4 Gedanken zu „War das nötig, #WikiLeaks ? Von Medienluftblasen und Netz-Meinungsfähnchen“

  1. Klar ist das partiell, vielleicht sogar größtenteils „nichts neues“. Die beschriebenen Einschätzungen unserer Regierung sind, im Verhältnis zu den übrigen Informationen in den Cables, auch nicht im Mindesten relevant. Allenfalls eine Randnotiz wert.

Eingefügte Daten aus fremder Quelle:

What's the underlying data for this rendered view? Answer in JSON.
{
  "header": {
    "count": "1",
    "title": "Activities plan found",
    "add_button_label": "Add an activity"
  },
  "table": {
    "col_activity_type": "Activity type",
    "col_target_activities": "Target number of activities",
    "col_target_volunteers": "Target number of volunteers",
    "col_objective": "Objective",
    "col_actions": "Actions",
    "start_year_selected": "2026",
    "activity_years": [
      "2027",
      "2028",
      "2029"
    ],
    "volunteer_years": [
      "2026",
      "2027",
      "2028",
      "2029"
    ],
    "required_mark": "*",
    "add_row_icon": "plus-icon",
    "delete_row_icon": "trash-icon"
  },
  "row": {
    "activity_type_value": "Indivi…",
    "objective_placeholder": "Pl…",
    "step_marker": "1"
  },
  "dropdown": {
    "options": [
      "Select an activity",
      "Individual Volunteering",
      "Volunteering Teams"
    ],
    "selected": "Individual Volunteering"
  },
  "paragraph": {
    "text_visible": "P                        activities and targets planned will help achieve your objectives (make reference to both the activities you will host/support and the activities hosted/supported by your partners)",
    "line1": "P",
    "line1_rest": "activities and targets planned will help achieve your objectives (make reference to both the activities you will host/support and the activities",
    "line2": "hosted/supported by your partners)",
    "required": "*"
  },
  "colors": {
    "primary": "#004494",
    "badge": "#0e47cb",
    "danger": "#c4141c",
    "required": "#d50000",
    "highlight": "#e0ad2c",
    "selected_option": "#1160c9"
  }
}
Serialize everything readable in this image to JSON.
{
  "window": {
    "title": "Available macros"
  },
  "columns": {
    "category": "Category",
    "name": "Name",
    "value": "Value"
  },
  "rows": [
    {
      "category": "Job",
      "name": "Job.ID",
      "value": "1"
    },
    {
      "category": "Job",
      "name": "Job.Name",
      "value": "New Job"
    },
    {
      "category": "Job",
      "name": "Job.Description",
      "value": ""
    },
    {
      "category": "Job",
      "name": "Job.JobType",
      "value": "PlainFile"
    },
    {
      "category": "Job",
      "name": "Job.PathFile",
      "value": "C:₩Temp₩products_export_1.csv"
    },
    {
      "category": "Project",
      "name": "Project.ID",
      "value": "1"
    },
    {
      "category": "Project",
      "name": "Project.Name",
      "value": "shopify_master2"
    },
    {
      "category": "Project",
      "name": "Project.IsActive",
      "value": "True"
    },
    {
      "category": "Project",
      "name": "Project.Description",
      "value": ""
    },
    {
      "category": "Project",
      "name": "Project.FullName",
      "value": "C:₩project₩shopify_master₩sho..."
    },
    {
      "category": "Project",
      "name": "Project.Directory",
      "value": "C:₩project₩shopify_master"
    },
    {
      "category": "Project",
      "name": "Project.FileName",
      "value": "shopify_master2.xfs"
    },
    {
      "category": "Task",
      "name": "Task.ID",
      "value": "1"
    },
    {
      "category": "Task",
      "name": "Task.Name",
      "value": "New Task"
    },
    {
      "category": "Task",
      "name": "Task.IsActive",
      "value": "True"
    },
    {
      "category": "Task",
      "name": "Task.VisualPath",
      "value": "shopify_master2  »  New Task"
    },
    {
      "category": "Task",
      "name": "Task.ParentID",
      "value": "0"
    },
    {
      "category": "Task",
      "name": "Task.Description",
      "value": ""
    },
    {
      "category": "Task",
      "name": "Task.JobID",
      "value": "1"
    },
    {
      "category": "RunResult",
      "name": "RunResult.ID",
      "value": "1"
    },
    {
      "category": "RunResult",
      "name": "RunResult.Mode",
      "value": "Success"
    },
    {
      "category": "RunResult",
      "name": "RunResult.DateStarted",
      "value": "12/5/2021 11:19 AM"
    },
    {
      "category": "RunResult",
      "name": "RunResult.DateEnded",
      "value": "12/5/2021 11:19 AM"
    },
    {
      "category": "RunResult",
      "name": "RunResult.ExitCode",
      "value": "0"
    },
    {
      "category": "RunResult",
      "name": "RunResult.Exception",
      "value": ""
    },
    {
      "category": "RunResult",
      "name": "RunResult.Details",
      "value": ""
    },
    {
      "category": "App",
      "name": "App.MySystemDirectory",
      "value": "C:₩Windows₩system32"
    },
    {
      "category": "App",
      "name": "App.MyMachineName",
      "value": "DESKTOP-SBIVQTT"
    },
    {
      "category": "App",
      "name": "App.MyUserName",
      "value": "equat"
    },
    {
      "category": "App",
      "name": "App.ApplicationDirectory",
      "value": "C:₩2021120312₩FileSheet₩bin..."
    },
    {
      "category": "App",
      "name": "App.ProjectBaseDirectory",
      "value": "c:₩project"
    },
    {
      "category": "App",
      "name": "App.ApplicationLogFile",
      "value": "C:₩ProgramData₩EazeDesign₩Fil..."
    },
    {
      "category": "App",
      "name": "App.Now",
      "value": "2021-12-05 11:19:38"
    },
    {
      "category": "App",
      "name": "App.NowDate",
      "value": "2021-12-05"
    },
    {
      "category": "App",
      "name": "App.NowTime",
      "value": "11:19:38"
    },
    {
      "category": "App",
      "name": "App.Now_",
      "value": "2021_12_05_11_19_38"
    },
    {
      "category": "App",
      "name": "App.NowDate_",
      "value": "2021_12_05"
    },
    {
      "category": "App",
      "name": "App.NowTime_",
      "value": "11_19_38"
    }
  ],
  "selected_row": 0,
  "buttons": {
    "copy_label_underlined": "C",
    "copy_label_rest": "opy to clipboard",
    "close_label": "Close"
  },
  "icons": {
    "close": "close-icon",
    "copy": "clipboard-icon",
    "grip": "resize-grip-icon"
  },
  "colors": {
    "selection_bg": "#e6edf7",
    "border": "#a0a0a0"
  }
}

    Relevant ist aber, das es bis zu den Veröffentlichungen zu dem Vorgehen der US-Diplomate zwar haufenweise Vermutungen gab, aber keine Beweise. Was das Leaken der Cables so wertvoll macht, ist doch das die Öffentlichkeit erfährt in welcher Art und Weise EInfluss auf die Politik souveränder Staaten genommen wird. Wie hier in D z.B. im El Masri Fall versucht wurde die Entscheidungen der Bundesregierung zu beeinflussen bzw. in ähnlichen Fällen in Spanien.
    Das ist wichtig. Nicht wie irgendwelche Diplomaten Guido und Angela betiteln.

  2. Wow wow….
    Zunächst mal sind nur ein Bruchteil der Cables bisher veröffentlicht. Es kann also noch einiges kommen.

    Und besonders Dinge die China / Korea oder Saudi Arabien / Iran betreffen sind durchaus neu und von globaler, fundamentaler Bedeutung…

  3. OK, ich sehe schon: Die Aussage, dass nichts neues dabei sei ist so offenbar nicht korrekt und muss durch ein „bei den Dingen, über die bisher in den deutschen Medien berichtet wurde, war nicht viel neues dabei“ ersetzt werden. Die Kritik an der Veröffentlichungstaktik bleibt: Bei vorhergehenden großen Leaks gab es (meines Wissens) Aufhänger für die Presse und Material für die Nutzer. Die Aufhänger konnte jeder sehen, entsprechend musste die Presse – wenn sie mitmachen wollte – nach den WL-Vorschlägen berichten. Jetzt stehen die Dokumente eben großteils nicht online – die „wir veröffentlichen alles“-Platform veröffentlich ihr Material nur zögerlich und die Presse, die das gesamte Material bekommen hat, sucht sich nicht mehr die Punkte raus, die am meisten Weh tun, sonder krallt sich offenbar alles, was Quote ohne Risiko bringt…

  4. ja, in der deutschen presse (hauptsaechlich tv, den spiegel hab ich hier nicht) hab ich bisher auch nur enttäuschendes gelesen. ich finde dinge wie hillary setzt spione auf alle un vertreter an haetten es dirchaus in die tagesschau verdient 🙁

    wie die veroeffentlichung zb im guardian funktioniert bin ich nicht sicher, ob das genauso troepfelnd von statten geht wie auf der website, denn ich meine dort haette ich das mit den saudis und das mit der un auch gelesen.